"The times are indeed changed, and many things have happened since those days. But at least, madam, tell me how is my brother, Jules D'Haberville?"
"He whom you once called your brother, sir, is now, I hope, out of danger."
"Thank God!" answered Lochiel, "now all hope is not utterly dead in my heart! If I were speaking to an ordinary person there would be nothing more for me to do but thank you for your condescension and retire; but I have the honor to address the sister of a brave soldier, the inheritor of a name made illustrious by many heroic deeds; and if madam will permit, if she will forget for a moment the ties which bind me to her family, if she will judge impartially between me and that family, then I might dare attempt, with some hope of success, to justify myself before her."
"Speak, M. de Lochiel," replied the superior, "and I will listen, not as a D'Haberville but as a stranger. It is my duty as a Christian to hear impartially anything that might palliate your barbarous and heartless conduct toward a family that loved you so well."
The sudden flush which covered the young man's face was followed by a pallor so ghastly that the superior thought he was about to faint. He grasped the grating between them with both hands, and leaned his head against it for some moments; then, mastering his emotion, he told his story as the reader already knows it.
Archie went into the most minute details, down to his misgivings when his regiment was ordered to leave for Canada, down to the hereditary hatred of the Montgomerys for the Camerons; and he accused himself of cowardice in not having sacrificed even his honor to the gratitude he owed the D'Habervilles. From the utterance of Montgomery's barbarous order he omitted not the smallest incident. He described the anguish of his despair, his curses, and his vows of vengeance against Montgomery. In painting the emotions which had tortured his soul, Lochiel had small need to add anything in the way of justification. What argument could be more eloquent than the plain story of his despair! Lochiel's judge was one well fitted to understand him, for she it was who in her youth had one day said to her brother Captain D'Haberville: "My brother, you have not the means to worthily sustain the dignity of our house, except with the help of my share of the patrimony. To-morrow I enter a convent. Here is the deed wherein I renounce all claim in your favor."
The good woman had heard Archie's story with ever-increasing emotion. She stretched out her clasped hands to him as he described his anguished imprecations against Montgomery. The tears flowed down her cheeks as he described his remorse and his resignation while, bound to the tree, he awaited a hideous death.
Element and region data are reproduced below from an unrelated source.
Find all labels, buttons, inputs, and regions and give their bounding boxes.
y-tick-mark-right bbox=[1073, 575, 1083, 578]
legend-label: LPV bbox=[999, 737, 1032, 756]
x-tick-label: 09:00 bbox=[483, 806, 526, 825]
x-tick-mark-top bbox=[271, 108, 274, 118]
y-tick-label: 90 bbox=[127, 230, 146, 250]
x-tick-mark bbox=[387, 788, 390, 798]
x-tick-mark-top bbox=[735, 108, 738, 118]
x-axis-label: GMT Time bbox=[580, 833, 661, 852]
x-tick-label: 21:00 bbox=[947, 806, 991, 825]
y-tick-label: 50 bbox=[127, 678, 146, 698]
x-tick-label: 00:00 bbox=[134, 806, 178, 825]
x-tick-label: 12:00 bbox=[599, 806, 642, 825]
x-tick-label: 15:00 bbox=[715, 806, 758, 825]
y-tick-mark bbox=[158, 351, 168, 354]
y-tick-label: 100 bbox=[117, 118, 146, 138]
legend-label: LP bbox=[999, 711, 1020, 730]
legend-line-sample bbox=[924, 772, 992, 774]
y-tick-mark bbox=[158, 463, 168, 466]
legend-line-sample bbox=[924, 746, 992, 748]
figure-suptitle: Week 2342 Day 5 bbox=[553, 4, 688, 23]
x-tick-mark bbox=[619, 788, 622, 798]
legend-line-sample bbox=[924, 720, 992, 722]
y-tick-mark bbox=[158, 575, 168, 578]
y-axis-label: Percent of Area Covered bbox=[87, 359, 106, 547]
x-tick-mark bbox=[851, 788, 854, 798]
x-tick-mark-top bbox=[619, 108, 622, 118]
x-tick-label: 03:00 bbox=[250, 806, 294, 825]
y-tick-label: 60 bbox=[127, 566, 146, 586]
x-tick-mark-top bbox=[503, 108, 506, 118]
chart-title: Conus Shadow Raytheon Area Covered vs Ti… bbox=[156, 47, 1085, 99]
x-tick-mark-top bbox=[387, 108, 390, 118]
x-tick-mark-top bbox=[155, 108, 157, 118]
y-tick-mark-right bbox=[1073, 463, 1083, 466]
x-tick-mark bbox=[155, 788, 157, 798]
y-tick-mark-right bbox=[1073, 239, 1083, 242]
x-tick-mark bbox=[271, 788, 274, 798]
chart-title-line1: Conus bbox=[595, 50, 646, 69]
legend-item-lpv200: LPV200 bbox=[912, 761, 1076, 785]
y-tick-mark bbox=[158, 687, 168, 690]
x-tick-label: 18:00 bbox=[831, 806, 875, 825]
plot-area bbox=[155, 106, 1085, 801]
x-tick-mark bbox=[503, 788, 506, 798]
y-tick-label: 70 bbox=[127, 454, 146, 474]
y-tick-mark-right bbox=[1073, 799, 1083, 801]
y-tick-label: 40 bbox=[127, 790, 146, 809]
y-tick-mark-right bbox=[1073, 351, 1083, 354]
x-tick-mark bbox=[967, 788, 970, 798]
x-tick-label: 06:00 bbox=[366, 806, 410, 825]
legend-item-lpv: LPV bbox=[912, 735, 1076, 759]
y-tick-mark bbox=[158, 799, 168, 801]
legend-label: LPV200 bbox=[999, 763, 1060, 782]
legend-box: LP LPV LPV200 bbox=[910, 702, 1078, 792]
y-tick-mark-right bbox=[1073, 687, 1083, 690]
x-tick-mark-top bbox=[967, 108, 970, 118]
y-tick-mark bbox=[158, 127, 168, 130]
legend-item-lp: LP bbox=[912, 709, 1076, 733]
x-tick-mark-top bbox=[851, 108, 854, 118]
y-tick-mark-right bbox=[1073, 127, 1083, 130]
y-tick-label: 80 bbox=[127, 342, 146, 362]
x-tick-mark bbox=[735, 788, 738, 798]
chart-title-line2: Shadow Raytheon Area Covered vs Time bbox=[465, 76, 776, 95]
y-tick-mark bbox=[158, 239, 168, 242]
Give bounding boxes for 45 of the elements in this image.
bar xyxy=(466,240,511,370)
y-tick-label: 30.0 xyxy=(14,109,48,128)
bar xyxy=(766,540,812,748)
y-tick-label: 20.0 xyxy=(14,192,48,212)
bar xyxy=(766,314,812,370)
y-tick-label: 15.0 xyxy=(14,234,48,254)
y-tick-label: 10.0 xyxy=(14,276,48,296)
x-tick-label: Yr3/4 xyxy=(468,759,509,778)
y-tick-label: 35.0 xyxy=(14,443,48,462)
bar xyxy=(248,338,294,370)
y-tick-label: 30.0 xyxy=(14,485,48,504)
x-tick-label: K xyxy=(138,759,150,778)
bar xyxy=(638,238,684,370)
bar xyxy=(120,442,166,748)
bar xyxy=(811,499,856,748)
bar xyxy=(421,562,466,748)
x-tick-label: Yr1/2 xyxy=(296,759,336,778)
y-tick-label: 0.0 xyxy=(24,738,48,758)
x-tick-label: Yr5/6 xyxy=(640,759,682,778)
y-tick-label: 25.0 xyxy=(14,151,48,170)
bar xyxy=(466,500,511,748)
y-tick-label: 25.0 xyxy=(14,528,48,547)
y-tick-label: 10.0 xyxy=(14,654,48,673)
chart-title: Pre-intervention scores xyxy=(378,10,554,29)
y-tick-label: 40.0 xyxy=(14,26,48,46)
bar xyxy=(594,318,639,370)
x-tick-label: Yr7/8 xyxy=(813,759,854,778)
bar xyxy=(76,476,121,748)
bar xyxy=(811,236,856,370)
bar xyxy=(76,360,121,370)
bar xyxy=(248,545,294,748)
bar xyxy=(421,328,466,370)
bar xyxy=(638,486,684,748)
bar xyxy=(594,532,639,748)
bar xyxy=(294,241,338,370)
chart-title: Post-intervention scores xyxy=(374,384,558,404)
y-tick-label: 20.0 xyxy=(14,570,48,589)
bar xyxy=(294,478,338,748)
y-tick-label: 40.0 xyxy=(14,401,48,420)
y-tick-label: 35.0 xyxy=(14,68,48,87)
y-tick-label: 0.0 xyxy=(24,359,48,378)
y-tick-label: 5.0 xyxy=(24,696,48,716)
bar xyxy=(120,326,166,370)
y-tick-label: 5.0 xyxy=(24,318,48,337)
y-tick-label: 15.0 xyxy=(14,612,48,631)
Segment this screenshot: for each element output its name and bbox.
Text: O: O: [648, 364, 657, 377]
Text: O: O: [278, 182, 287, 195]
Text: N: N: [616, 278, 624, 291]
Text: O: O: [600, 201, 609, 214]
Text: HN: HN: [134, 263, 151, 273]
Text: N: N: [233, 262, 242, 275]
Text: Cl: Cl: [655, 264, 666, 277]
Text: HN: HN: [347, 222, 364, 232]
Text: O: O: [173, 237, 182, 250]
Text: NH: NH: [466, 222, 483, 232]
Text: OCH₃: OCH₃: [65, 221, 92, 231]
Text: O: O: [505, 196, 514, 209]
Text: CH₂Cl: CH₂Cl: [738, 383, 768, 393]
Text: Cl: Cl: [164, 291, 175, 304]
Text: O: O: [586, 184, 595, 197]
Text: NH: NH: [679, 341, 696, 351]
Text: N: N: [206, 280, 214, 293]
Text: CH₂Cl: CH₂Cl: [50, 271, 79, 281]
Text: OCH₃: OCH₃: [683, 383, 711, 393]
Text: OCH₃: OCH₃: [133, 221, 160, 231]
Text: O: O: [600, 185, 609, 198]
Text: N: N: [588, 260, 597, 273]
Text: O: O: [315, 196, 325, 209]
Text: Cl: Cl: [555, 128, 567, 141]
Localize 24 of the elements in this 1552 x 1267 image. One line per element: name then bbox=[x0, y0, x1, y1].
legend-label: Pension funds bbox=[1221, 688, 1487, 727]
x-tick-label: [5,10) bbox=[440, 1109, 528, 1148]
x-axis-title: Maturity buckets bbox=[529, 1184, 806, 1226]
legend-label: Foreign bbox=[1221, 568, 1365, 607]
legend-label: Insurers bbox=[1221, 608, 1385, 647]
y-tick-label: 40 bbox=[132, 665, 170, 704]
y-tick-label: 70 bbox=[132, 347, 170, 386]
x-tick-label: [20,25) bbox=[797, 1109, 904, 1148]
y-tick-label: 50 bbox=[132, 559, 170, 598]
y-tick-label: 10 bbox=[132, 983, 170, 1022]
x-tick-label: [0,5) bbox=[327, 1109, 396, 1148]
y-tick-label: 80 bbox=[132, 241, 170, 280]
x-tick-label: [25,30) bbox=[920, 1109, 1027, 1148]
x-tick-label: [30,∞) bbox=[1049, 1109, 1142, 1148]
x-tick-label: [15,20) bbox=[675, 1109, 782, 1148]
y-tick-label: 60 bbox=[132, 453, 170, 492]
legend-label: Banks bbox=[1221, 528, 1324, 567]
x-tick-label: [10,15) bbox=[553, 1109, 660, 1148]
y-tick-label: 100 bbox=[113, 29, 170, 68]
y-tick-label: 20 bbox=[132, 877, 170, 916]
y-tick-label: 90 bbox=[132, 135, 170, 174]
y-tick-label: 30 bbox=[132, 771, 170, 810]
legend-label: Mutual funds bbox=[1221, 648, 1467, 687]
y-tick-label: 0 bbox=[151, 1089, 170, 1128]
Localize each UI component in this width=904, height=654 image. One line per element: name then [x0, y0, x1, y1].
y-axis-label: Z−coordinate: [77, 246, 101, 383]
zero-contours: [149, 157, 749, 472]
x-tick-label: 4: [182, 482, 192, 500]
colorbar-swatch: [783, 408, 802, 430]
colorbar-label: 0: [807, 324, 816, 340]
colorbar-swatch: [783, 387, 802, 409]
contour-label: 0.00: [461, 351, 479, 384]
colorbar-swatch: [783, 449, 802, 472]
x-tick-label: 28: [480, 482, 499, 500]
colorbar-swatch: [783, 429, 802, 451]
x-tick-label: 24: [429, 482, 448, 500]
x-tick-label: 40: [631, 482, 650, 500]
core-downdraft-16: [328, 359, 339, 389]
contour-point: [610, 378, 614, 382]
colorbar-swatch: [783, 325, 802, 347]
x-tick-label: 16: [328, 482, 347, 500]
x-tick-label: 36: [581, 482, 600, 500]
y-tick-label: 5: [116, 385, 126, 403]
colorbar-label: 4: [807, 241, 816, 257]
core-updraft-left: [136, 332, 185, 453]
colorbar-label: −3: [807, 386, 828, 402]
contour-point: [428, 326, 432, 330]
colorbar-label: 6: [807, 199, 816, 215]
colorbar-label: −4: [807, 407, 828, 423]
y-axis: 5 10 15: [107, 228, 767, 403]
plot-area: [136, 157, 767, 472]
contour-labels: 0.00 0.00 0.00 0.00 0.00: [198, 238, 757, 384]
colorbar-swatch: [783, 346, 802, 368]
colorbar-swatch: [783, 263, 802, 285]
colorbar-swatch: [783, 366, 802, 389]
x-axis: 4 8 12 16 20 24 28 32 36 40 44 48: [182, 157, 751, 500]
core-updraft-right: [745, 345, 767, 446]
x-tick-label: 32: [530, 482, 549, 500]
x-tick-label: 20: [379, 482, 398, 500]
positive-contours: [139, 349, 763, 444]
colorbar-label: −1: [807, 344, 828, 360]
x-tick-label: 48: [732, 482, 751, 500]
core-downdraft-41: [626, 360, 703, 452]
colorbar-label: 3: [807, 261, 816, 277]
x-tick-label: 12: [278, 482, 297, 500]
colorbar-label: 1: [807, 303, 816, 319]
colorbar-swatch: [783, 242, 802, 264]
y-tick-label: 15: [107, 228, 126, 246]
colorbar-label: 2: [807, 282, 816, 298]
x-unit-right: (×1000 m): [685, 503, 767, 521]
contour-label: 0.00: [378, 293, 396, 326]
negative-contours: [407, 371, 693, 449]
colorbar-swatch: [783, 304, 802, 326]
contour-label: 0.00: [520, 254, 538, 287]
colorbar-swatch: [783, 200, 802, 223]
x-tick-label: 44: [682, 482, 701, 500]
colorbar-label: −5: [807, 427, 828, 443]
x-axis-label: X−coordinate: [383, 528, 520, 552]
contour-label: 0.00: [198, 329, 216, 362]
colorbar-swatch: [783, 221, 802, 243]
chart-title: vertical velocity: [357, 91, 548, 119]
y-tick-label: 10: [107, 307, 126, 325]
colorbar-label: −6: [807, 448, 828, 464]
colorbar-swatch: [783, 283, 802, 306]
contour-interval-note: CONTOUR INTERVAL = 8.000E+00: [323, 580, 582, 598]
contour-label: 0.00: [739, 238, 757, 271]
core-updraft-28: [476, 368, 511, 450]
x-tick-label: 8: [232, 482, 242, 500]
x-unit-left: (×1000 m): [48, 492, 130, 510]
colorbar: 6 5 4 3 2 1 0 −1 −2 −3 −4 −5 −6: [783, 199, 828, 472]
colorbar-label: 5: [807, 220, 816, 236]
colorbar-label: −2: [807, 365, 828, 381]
"My dear Archie," exclaimed the holy woman.
"Oh! thank you, thank you a thousand times for those words," cried Lochiel, clasping his hands.
"My dear Archie," exclaimed the superior, "I absolve you with all my heart. You have but done your painful duty in obeying your orders. By any other course you would have destroyed yourself irretrievably without preventing the ruin of our family. Yes, I forgive you freely, but I hope that you will now pardon your enemy."